# Other Pets > Birds >  A Week Old Now

## SPJ

They get uglier as they grow.  :ROFL:

----------


## littleindiangirl

What the heck are they?  :sploosh:

----------


## SPJ

Doves.
The babies are just starting to get their feathers in.
These are the parents.

----------


## littleindiangirl

I would never have guessed that in a thousand years! Ha ha, they do start out ugly, like little prehistoric birds.  :ROFL:

----------


## LaFilleClochette

i deff thought that they were platypuses....sorry lol.

----------


## azpythons

> i deff thought that they were platypuses....sorry lol.


platapusses hahahha

----------


## spottysnake

WHat kind of doves? What do you breed them for? I'm thinking in a year or so I would like a pet dove or pigeon

----------


## SPJ

The mother is a normal white and the father is an orange neck.
Since the orange is dominant, these will be orange babies.

----------


## Laooda

Awww....    :Embarassed:   That's CUTE!  I love the sound those guys make...

----------


## Calift

Awww doves! 

I'd really like to get a diamond dove this summer...I heard they are the only ones that don't mind being in an indoor cage. 

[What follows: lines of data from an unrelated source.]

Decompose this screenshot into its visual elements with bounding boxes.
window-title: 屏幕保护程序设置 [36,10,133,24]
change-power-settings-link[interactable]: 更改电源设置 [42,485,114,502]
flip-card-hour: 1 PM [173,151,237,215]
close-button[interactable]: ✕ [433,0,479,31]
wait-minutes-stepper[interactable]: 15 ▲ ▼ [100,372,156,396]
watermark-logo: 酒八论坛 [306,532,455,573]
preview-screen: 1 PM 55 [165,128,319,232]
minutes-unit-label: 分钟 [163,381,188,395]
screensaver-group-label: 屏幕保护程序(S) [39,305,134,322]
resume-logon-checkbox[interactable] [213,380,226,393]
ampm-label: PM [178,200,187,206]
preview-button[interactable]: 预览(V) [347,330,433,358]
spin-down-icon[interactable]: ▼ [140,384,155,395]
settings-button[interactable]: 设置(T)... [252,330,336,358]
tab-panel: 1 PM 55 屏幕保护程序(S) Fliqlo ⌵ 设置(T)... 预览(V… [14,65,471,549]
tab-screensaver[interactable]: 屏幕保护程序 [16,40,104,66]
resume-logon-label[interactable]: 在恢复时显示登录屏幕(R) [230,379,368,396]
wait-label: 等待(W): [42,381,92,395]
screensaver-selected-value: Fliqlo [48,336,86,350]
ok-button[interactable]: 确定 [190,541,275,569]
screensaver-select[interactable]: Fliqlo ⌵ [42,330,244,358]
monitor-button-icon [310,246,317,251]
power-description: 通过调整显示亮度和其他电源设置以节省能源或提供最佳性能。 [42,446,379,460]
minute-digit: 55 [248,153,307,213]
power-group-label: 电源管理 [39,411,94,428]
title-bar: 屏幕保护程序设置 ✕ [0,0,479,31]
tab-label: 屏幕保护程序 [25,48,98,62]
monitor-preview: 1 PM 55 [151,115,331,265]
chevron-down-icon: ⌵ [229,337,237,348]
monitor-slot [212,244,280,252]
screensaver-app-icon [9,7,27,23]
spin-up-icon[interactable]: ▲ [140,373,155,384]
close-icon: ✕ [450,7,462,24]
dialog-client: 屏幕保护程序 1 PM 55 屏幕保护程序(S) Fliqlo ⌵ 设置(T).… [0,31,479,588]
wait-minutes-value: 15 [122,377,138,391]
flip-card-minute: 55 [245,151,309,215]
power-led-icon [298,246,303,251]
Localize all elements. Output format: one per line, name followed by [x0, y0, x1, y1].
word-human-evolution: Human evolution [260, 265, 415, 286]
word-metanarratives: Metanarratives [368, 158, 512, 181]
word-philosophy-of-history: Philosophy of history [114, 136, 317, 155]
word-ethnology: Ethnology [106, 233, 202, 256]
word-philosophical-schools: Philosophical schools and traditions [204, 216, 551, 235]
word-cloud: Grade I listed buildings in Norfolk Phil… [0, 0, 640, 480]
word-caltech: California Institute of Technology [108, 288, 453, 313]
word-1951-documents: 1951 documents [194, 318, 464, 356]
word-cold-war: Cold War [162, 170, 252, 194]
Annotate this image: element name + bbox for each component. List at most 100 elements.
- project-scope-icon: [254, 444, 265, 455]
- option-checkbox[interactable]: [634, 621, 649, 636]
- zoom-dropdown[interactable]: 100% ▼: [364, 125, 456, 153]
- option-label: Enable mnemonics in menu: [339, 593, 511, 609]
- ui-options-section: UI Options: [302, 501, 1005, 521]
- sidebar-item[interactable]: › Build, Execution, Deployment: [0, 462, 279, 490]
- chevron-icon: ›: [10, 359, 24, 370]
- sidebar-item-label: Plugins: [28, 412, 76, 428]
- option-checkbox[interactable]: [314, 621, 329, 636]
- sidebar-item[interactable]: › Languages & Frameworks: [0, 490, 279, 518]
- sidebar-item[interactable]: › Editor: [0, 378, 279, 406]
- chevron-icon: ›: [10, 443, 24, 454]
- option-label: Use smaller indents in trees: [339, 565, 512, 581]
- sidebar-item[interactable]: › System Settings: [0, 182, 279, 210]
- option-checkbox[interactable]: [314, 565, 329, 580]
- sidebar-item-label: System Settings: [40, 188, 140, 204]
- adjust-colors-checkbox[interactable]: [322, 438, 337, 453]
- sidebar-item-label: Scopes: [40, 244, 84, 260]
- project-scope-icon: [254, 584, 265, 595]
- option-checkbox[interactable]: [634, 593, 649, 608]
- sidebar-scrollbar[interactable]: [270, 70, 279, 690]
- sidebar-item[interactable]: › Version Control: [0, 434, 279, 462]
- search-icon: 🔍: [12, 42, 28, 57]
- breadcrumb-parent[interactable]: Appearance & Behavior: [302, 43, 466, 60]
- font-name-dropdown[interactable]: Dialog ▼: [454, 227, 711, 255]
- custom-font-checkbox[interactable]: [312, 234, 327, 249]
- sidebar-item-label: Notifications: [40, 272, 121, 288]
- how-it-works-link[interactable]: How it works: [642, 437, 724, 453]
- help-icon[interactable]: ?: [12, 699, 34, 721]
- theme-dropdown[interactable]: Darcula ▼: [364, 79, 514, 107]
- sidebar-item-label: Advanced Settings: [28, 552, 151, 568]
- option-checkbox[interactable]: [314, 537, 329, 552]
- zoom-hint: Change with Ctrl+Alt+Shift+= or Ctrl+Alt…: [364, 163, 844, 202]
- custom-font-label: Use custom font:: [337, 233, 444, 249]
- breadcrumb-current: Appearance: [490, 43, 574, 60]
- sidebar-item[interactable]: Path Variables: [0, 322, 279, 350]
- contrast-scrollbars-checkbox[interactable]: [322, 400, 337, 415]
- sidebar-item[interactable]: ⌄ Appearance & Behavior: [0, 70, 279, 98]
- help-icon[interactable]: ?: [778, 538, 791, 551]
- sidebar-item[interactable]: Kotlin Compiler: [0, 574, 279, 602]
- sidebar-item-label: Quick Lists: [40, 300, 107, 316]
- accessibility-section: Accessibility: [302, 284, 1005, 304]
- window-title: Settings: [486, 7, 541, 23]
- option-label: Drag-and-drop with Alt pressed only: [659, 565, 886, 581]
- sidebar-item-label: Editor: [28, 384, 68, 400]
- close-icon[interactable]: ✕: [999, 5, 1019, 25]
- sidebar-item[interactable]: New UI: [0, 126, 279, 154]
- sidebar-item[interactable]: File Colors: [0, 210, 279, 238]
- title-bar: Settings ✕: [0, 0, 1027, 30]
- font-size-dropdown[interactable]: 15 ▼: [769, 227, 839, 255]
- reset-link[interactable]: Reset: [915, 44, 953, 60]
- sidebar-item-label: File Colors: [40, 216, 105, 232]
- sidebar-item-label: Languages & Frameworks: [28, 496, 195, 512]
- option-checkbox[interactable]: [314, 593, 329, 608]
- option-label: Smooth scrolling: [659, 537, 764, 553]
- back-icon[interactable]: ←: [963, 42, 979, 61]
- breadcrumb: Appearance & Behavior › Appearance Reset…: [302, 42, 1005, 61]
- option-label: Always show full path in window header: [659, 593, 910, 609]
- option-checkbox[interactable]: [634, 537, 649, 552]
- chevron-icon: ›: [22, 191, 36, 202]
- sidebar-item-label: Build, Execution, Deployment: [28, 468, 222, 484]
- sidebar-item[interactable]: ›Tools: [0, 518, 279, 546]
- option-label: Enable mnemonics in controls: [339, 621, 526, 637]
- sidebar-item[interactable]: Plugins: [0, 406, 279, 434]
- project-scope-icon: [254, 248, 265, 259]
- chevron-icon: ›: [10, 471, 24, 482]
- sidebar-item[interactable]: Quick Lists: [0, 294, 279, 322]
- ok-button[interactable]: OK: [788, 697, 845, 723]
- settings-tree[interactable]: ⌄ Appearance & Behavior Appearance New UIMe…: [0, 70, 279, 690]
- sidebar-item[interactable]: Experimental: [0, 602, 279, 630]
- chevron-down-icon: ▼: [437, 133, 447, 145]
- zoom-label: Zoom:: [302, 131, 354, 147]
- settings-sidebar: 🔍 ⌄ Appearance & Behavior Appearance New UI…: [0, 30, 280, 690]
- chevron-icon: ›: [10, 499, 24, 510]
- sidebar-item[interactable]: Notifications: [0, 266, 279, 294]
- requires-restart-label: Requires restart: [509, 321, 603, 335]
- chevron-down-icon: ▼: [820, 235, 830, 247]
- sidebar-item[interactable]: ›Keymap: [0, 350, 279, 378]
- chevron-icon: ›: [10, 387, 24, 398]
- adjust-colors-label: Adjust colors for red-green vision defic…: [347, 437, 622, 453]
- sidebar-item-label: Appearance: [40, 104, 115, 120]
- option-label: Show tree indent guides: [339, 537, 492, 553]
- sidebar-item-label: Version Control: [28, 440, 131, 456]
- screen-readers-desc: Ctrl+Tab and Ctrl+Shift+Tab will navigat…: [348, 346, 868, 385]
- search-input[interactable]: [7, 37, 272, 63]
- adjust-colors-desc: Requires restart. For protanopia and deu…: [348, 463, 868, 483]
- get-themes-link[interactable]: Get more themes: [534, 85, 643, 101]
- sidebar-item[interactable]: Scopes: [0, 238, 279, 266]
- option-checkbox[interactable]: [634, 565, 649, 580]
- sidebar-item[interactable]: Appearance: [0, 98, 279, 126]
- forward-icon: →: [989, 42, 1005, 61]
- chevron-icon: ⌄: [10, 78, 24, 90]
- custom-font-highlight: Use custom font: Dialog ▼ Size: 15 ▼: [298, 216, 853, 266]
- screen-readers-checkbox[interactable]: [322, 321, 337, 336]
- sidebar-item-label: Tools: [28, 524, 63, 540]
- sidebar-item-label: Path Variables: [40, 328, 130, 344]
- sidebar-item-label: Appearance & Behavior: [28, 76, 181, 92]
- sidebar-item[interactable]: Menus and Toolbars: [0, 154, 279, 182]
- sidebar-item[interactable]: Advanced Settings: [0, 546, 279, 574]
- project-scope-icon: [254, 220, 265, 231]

But beautiful parents....the chicks will get there, eventually  :Good Job:  :Wink:

----------


## SPJ

> Awww doves! 
> 
> I'd really like to get a diamond dove this summer...I heard they are the only ones that don't mind being in an indoor cage. 
> 
> But beautiful parents....the chicks will get there, eventually


You can keep any dove indoors.
These are indoors and breed like crazy so they must be happy with their environment.

----------